Ob Townshend wusste, wen genau er mit Hoffman vor sich hatte, lässt sich nicht sicher sagen. Später sagte der Gitarrist, der für sein aggressives Spiel und die rituelle Zertrümmerung von Instrumenten berühmt war, dass er eigentlich nichts gegen das Anliegen einzuwenden gehabt hätte, das Hoffman vorbringen wollte: nämlich die Verhaftung des MC5-Managers und »White Panther Party«-Gründers John Sinclair zu kritisieren, der versucht hatte, zwei Polizeiagenten Dope zu verkaufen. Was Townshend nicht so direkt sagte, war, dass er einfach nach dem ganzen Chaos, das auf der Festivalwiese herrschte, die Nase voll hatte von aufgeregten, zugedröhnten und häufig Unfug schwatzenden Hippies.

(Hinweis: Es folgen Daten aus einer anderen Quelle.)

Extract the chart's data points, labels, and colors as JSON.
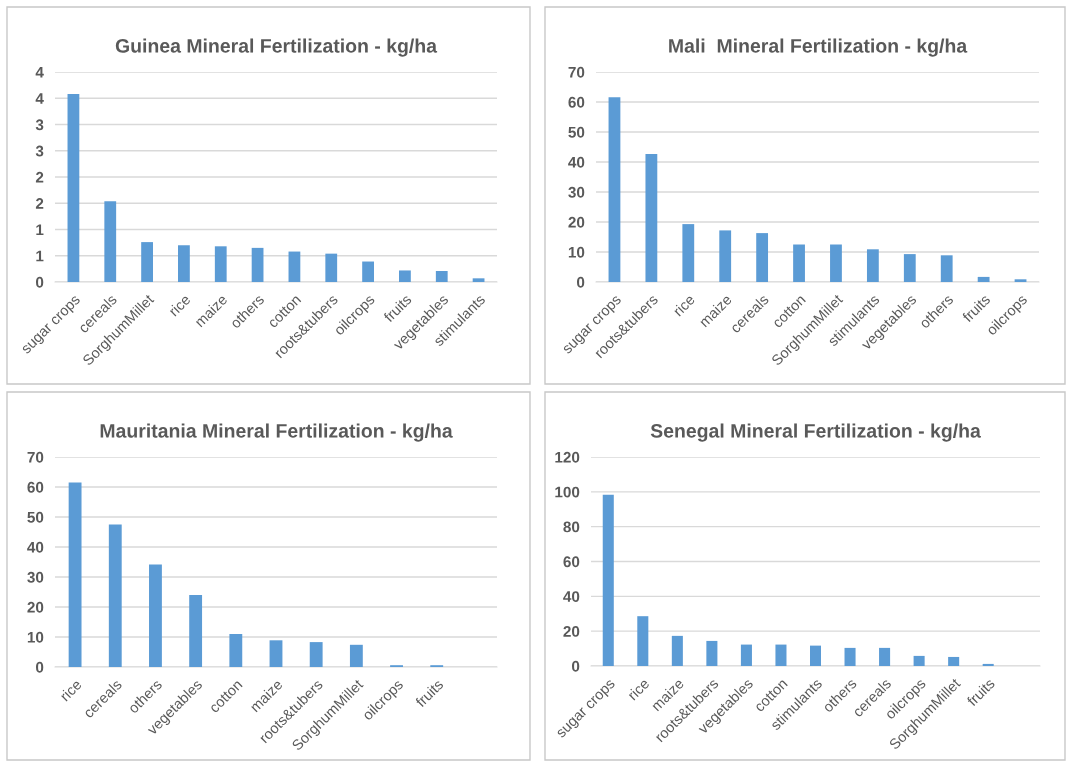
{
  "chart_data": [
    {
      "type": "bar",
      "title": "Guinea Mineral Fertilization - kg/ha",
      "categories": [
        "sugar crops",
        "cereals",
        "SorghumMillet",
        "rice",
        "maize",
        "others",
        "cotton",
        "roots&tubers",
        "oilcrops",
        "fruits",
        "vegetables",
        "stimulants"
      ],
      "values": [
        3.58,
        1.54,
        0.76,
        0.7,
        0.68,
        0.65,
        0.58,
        0.54,
        0.39,
        0.22,
        0.21,
        0.07
      ],
      "color": "#5b9bd5",
      "ylim": [
        0,
        4
      ],
      "yticks": [
        0,
        {
          "value": 0.5,
          "label": "1"
        },
        1,
        {
          "value": 1.5,
          "label": "2"
        },
        2,
        {
          "value": 2.5,
          "label": "3"
        },
        3,
        {
          "value": 3.5,
          "label": "4"
        },
        4
      ],
      "grid": "y",
      "legend": false
    },
    {
      "type": "bar",
      "title": "Mali  Mineral Fertilization - kg/ha",
      "categories": [
        "sugar crops",
        "roots&tubers",
        "rice",
        "maize",
        "cereals",
        "cotton",
        "SorghumMillet",
        "stimulants",
        "vegetables",
        "others",
        "fruits",
        "oilcrops"
      ],
      "values": [
        61.6,
        42.7,
        19.3,
        17.2,
        16.3,
        12.5,
        12.5,
        10.9,
        9.3,
        8.9,
        1.7,
        0.9
      ],
      "color": "#5b9bd5",
      "ylim": [
        0,
        70
      ],
      "yticks": [
        0,
        10,
        20,
        30,
        40,
        50,
        60,
        70
      ],
      "grid": "y",
      "legend": false
    },
    {
      "type": "bar",
      "title": "Mauritania Mineral Fertilization - kg/ha",
      "categories": [
        "rice",
        "cereals",
        "others",
        "vegetables",
        "cotton",
        "maize",
        "roots&tubers",
        "SorghumMillet",
        "oilcrops",
        "fruits",
        null
      ],
      "values": [
        61.5,
        47.5,
        34.2,
        24.0,
        11.0,
        8.9,
        8.3,
        7.4,
        0.6,
        0.6,
        null
      ],
      "color": "#5b9bd5",
      "ylim": [
        0,
        70
      ],
      "yticks": [
        0,
        10,
        20,
        30,
        40,
        50,
        60,
        70
      ],
      "grid": "y",
      "legend": false
    },
    {
      "type": "bar",
      "title": "Senegal Mineral Fertilization - kg/ha",
      "categories": [
        "sugar crops",
        "rice",
        "maize",
        "roots&tubers",
        "vegetables",
        "cotton",
        "stimulants",
        "others",
        "cereals",
        "oilcrops",
        "SorghumMillet",
        "fruits",
        null
      ],
      "values": [
        98.3,
        28.6,
        17.3,
        14.4,
        12.3,
        12.3,
        11.7,
        10.4,
        10.4,
        5.8,
        5.2,
        1.2,
        null
      ],
      "color": "#5b9bd5",
      "ylim": [
        0,
        120
      ],
      "yticks": [
        0,
        20,
        40,
        60,
        80,
        100,
        120
      ],
      "grid": "y",
      "legend": false
    }
  ]
}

So zufällig also der Zusammenstoß zwischen dem genervten Townshend und Hoffman war, so sinnbildlich war er auch: Obwohl sich zum Zeitpunkt dieses Treffens eine halbe Million Menschen auf der morastigen Wiese des Milchfarmers Max Yasgur befanden, die wegen Love, Peace und natürlich Rock’n’Roll angereist waren, war Woodstock nicht der Beginn, sondern das Ende einer Ära – so präsent waren die Hippies nach Woodstock nie wieder.

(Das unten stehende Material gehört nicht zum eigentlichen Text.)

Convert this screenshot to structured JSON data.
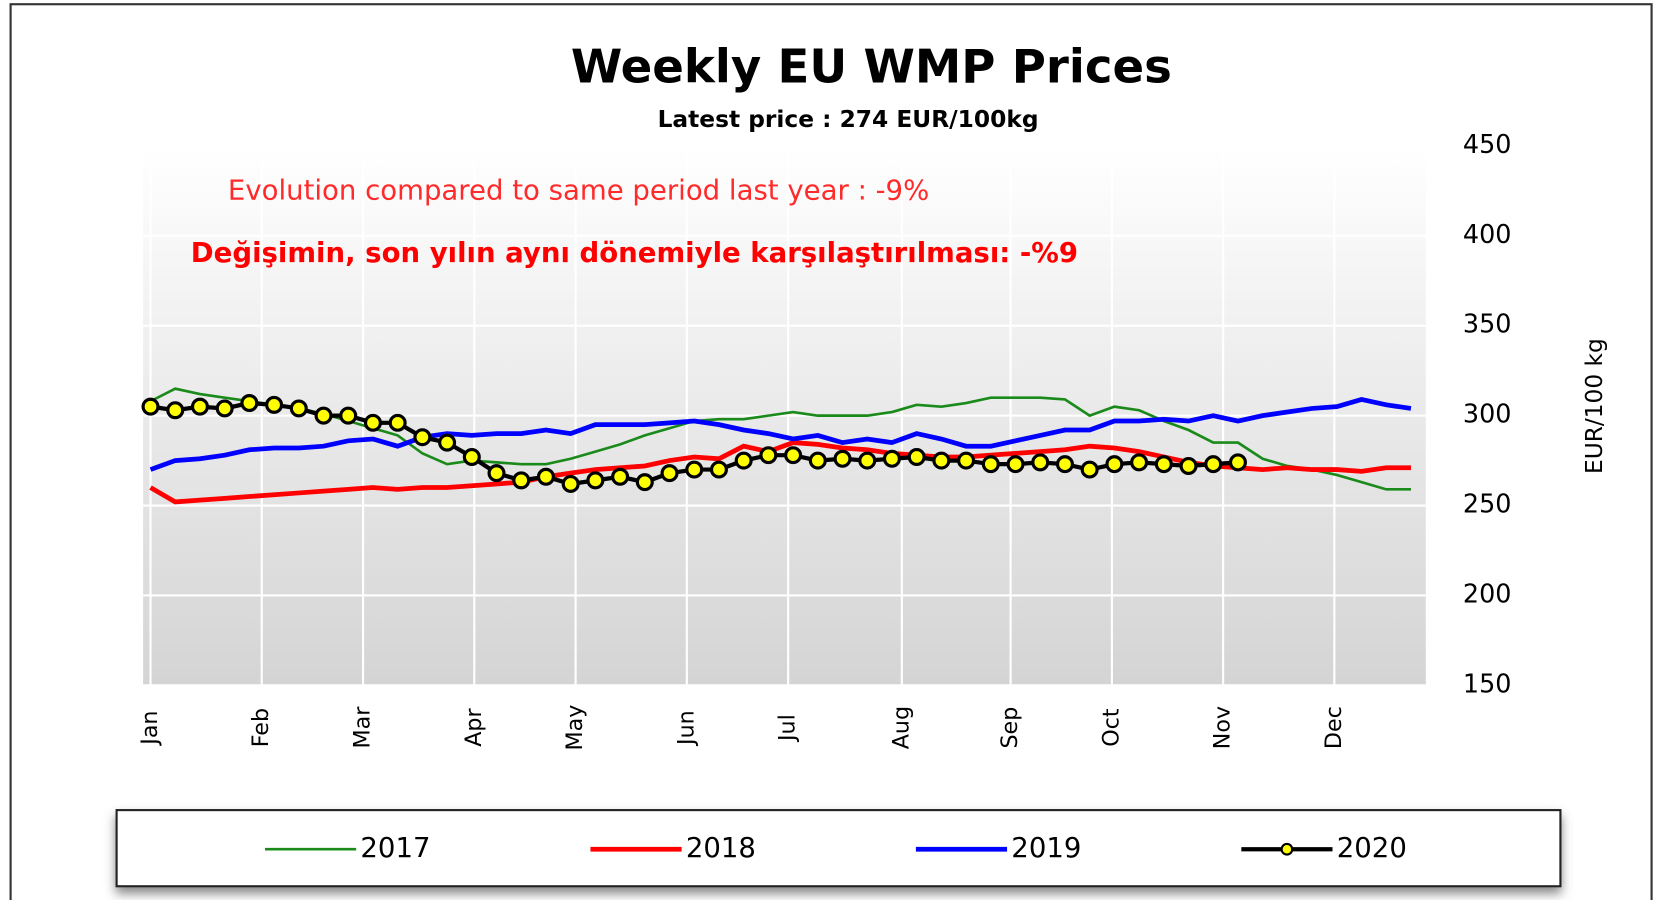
{
  "chart_data": {
    "type": "line",
    "title": "Weekly EU WMP Prices",
    "subtitle": "Latest price : 274 EUR/100kg",
    "annotations": [
      "Evolution compared to same period last year :  -9%",
      "Değişimin,  son  yılın aynı dönemiyle  karşılaştırılması: -%9"
    ],
    "ylabel": "EUR/100 kg",
    "x": [
      0,
      1,
      2,
      3,
      4,
      5,
      6,
      7,
      8,
      9,
      10,
      11,
      12,
      13,
      14,
      15,
      16,
      17,
      18,
      19,
      20,
      21,
      22,
      23,
      24,
      25,
      26,
      27,
      28,
      29,
      30,
      31,
      32,
      33,
      34,
      35,
      36,
      37,
      38,
      39,
      40,
      41,
      42,
      43,
      44,
      45,
      46,
      47,
      48,
      49,
      50,
      51
    ],
    "xlim": [
      -0.3,
      51.6
    ],
    "xticks": [
      {
        "value": 0,
        "label": "Jan"
      },
      {
        "value": 4.5,
        "label": "Feb"
      },
      {
        "value": 8.6,
        "label": "Mar"
      },
      {
        "value": 13.1,
        "label": "Apr"
      },
      {
        "value": 17.2,
        "label": "May"
      },
      {
        "value": 21.7,
        "label": "Jun"
      },
      {
        "value": 25.8,
        "label": "Jul"
      },
      {
        "value": 30.4,
        "label": "Aug"
      },
      {
        "value": 34.8,
        "label": "Sep"
      },
      {
        "value": 38.9,
        "label": "Oct"
      },
      {
        "value": 43.4,
        "label": "Nov"
      },
      {
        "value": 47.9,
        "label": "Dec"
      }
    ],
    "ylim": [
      150,
      450
    ],
    "yticks": [
      150,
      200,
      250,
      300,
      350,
      400,
      450
    ],
    "grid": true,
    "series": [
      {
        "name": "2017",
        "color": "#1a8a1a",
        "values": [
          308,
          315,
          312,
          310,
          308,
          306,
          304,
          301,
          297,
          293,
          289,
          279,
          273,
          275,
          274,
          273,
          273,
          276,
          280,
          284,
          289,
          293,
          297,
          298,
          298,
          300,
          302,
          300,
          300,
          300,
          302,
          306,
          305,
          307,
          310,
          310,
          310,
          309,
          300,
          305,
          303,
          297,
          292,
          285,
          285,
          276,
          272,
          270,
          267,
          263,
          259,
          259
        ]
      },
      {
        "name": "2018",
        "color": "#ff0000",
        "values": [
          260,
          252,
          253,
          254,
          255,
          256,
          257,
          258,
          259,
          260,
          259,
          260,
          260,
          261,
          262,
          263,
          266,
          268,
          270,
          271,
          272,
          275,
          277,
          276,
          283,
          280,
          285,
          284,
          282,
          281,
          279,
          278,
          277,
          277,
          278,
          279,
          280,
          281,
          283,
          282,
          280,
          277,
          274,
          272,
          271,
          270,
          271,
          270,
          270,
          269,
          271,
          271
        ]
      },
      {
        "name": "2019",
        "color": "#0000ff",
        "values": [
          270,
          275,
          276,
          278,
          281,
          282,
          282,
          283,
          286,
          287,
          283,
          288,
          290,
          289,
          290,
          290,
          292,
          290,
          295,
          295,
          295,
          296,
          297,
          295,
          292,
          290,
          287,
          289,
          285,
          287,
          285,
          290,
          287,
          283,
          283,
          286,
          289,
          292,
          292,
          297,
          297,
          298,
          297,
          300,
          297,
          300,
          302,
          304,
          305,
          309,
          306,
          304
        ]
      },
      {
        "name": "2020",
        "color": "#000000",
        "marker_color": "#ffff00",
        "values": [
          305,
          303,
          305,
          304,
          307,
          306,
          304,
          300,
          300,
          296,
          296,
          288,
          285,
          277,
          268,
          264,
          266,
          262,
          264,
          266,
          263,
          268,
          270,
          270,
          275,
          278,
          278,
          275,
          276,
          275,
          276,
          277,
          275,
          275,
          273,
          273,
          274,
          273,
          270,
          273,
          274,
          273,
          272,
          273,
          274,
          null,
          null,
          null,
          null,
          null,
          null,
          null
        ]
      }
    ]
  }
}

Mit der Ära der Freiluftfestivals ging es dagegen jetzt erst richtig los. Der Erfolg des Konzepts aus Frischluft und Rockmusik erreichte in den Neunzigern schließlich selbst die Chefetage des Wolfsburger Auto-Konzerns VW, der die greisen Rolling Stones auf dem Werksparkplatz antreten ließ, um ein Golf-Modell zu promoten.

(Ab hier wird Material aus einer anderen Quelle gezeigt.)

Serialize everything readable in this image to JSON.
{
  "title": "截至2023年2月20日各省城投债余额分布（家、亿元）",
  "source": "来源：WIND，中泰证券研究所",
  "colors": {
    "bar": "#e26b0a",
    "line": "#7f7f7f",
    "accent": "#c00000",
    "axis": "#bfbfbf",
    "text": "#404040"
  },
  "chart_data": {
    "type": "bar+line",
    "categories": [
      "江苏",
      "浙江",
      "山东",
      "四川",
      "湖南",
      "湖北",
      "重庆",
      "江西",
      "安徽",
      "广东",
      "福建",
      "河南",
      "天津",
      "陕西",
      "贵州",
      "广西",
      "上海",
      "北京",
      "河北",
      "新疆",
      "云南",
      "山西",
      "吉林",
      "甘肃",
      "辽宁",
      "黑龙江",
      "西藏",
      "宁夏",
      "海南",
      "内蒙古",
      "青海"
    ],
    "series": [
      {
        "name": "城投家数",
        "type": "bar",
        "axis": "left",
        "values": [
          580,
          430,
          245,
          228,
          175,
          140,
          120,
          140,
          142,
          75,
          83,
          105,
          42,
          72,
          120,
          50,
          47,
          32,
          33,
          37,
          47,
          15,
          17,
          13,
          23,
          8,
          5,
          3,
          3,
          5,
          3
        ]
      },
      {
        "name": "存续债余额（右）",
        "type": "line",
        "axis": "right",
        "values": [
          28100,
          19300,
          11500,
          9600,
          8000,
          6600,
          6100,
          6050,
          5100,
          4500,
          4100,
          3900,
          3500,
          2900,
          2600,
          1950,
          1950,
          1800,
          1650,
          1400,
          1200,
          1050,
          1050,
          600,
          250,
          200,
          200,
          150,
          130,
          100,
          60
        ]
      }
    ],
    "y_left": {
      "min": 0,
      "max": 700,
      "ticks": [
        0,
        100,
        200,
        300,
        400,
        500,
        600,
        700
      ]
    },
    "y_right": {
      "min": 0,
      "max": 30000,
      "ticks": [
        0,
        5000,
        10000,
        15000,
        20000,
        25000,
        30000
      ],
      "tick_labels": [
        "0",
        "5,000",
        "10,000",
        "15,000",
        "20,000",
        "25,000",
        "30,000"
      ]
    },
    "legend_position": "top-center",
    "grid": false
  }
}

Aber so etwas Schnödes wie der Auftakt zum späteren Stadion-Rock hätte Woodstock gerade nicht sein wollen. Es ging sowohl im Werbefeldzug der Veranstalter als auch in den Erwartungen der Besuchermassen um nicht weniger als um den Auftakt zum »Zeitalter des Wassermanns«, einer neuen Weltära der Liebe und der Harmonie, und um die Neugründung der amerikanischen Nation als »Woodstock Nation«. So lautete denn auch der Titel des Buches, das Hoffman zwei Wochen nach dem Woodstock-Wochen­ende herausbrachte und das man wohl als die elaborierte Version der von Townshend schnöde unterbundenen Ansprache betrachten darf. Hoffman beschreibt darin das Festival als einen einzigen »Trip in die Zukunft« und entwirft in einem heute noch mitreißenden Wortrausch noch einmal das Programm der Polit-Hippies, der Yippies, so wie er, Jerry Rubin und einige andere es 1965 in Haight-Ashbury, einem Altbauviertel von San Francisco, entworfen hatten. Sätze sind das, die den Geist der Befreiung ebenso atmen wie den der Selbstzerstörung, der Willkür und das, was Freud als »Unbehagen in der Zivilisation« bezeichnet hatte. Der Anspruch auf ständige, unmittelbare Trieberfüllung und das Ablehnen jeglichen Verbots bringen demnach nicht nur Ekstase, sondern auch Leid und Tod.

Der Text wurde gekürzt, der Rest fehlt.